Telecom analyst Phil Jacobson of Network Conceptions LLC said he was surprised that Powell, son of Secretary of State Colin Powell, wouldn’t compromise on a position that probably was politically untenable, considering that the existing rules let Bell rivals provide local service on 10 million phone lines.

“It hurts his credibility for really being able to accomplish much,” Jacobson said. “It shows that he doesn’t just have a self-righteous attitude — he has a self-righteous attitude even when he’s not right.”

But other observers called Martin’s approach was a cop-out.

“We’re going to have this hodgepodge of 50 different regulatory fiefdoms, unless the courts strike this all down,” said Adam Thierer, director of telecommunications studies at the Cato Institute, a libertarian think tank.

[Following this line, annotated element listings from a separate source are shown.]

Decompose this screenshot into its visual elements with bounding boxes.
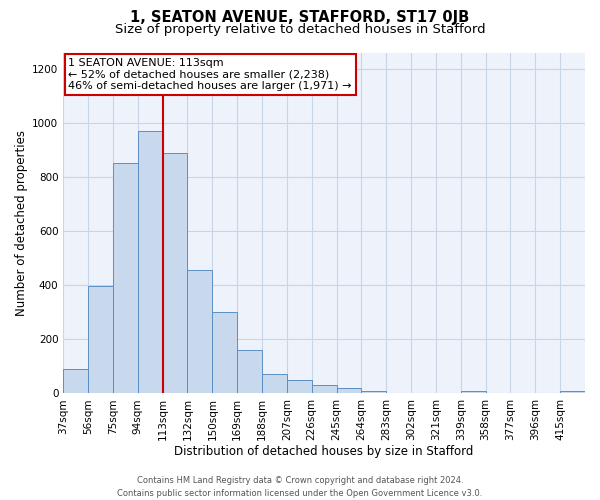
Bar — [138, 131, 163, 394]
Bar — [287, 380, 312, 394]
Bar — [88, 286, 113, 394]
Bar — [461, 390, 485, 394]
Text: 1 SEATON AVENUE: 113sqm
← 52% of detached houses are smaller (2,238)
46% of semi: 1 SEATON AVENUE: 113sqm ← 52% of detache… — [68, 58, 352, 91]
Bar — [63, 369, 88, 394]
Bar — [361, 390, 386, 394]
Bar — [113, 164, 138, 394]
Text: Contains HM Land Registry data © Crown copyright and database right 2024.
Contai: Contains HM Land Registry data © Crown c… — [118, 476, 482, 498]
Y-axis label: Number of detached properties: Number of detached properties — [15, 130, 28, 316]
Bar — [187, 270, 212, 394]
Bar — [312, 385, 337, 394]
Bar — [560, 390, 585, 394]
X-axis label: Distribution of detached houses by size in Stafford: Distribution of detached houses by size … — [175, 444, 474, 458]
Bar — [237, 350, 262, 394]
Bar — [262, 374, 287, 394]
Text: Size of property relative to detached houses in Stafford: Size of property relative to detached ho… — [115, 22, 485, 36]
Bar — [212, 312, 237, 394]
Text: 1, SEATON AVENUE, STAFFORD, ST17 0JB: 1, SEATON AVENUE, STAFFORD, ST17 0JB — [130, 10, 470, 25]
Bar — [337, 388, 361, 394]
Bar — [163, 152, 187, 394]
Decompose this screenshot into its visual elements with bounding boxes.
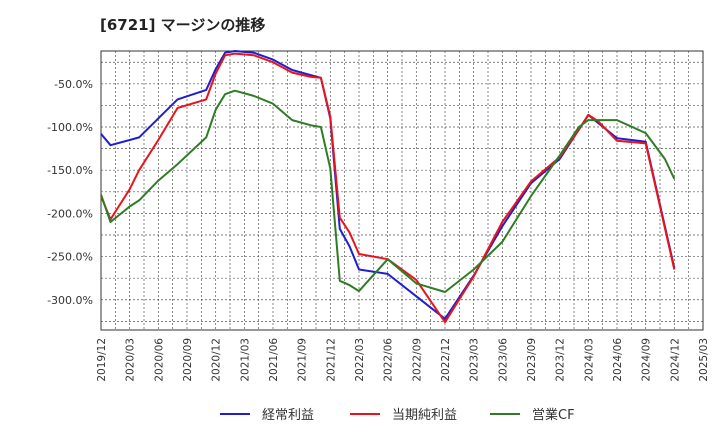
- x-tick-label: 2020/12: [211, 338, 223, 382]
- x-tick-label: 2024/12: [669, 338, 681, 382]
- x-tick-label: 2021/12: [325, 338, 337, 382]
- y-tick-label: -300.0%: [47, 294, 93, 307]
- series-line-2: [100, 52, 676, 324]
- x-tick-label: 2022/06: [383, 338, 395, 382]
- chart-title: [6721] マージンの推移: [100, 16, 265, 34]
- x-tick-label: 2024/06: [612, 338, 624, 382]
- x-tick-label: 2022/03: [354, 338, 366, 382]
- x-tick-label: 2021/09: [297, 338, 309, 382]
- x-tick-label: 2024/03: [583, 338, 595, 382]
- y-tick-label: -50.0%: [54, 78, 93, 91]
- y-axis-ticks: -50.0% -100.0% -150.0% -200.0% -250.0% -300.0…: [47, 78, 93, 307]
- legend-label-3: 営業CF: [532, 407, 575, 423]
- x-tick-label: 2020/06: [153, 338, 165, 382]
- y-tick-label: -150.0%: [47, 164, 93, 177]
- x-tick-label: 2023/09: [526, 338, 538, 382]
- x-tick-label: 2022/09: [411, 338, 423, 382]
- series-lines: [100, 50, 676, 324]
- legend-label-1: 経常利益: [262, 408, 314, 423]
- series-line-3: [100, 89, 676, 293]
- y-tick-label: -100.0%: [47, 121, 93, 134]
- x-tick-label: 2023/03: [469, 338, 481, 382]
- x-tick-label: 2021/03: [239, 338, 251, 382]
- x-tick-label: 2023/12: [555, 338, 567, 382]
- y-tick-label: -250.0%: [47, 251, 93, 264]
- x-tick-label: 2025/03: [698, 338, 710, 382]
- y-tick-label: -200.0%: [47, 207, 93, 220]
- x-tick-label: 2019/12: [96, 338, 108, 382]
- x-tick-label: 2021/06: [268, 338, 280, 382]
- x-tick-label: 2023/06: [497, 338, 509, 382]
- x-tick-label: 2020/03: [125, 338, 137, 382]
- legend: 経常利益 当期純利益 営業CF: [220, 407, 575, 423]
- x-tick-label: 2024/09: [641, 338, 653, 382]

Martin acknowledged Friday that the process had been difficult for the FCC and himself personally. He said no matter how the FCC had voted, it would have been challenged in court.

“If everyone is mad at you, maybe you got it right,” he told a Georgetown University conference. “That definitely feels like that’s true today.”

The FCC did free the Bells from having to make new high-speed fiber-optic lines available to competitors at regulated prices. The Bells had long sought this bit of deregulation, saying it was vital for them to compete better with cable modems and get broadband to more homes.

Phone company executives countered that because the FCC didn’t do enough to keep their basic landline phone business from shrinking, they won’t have the money to invest in new fiber networks.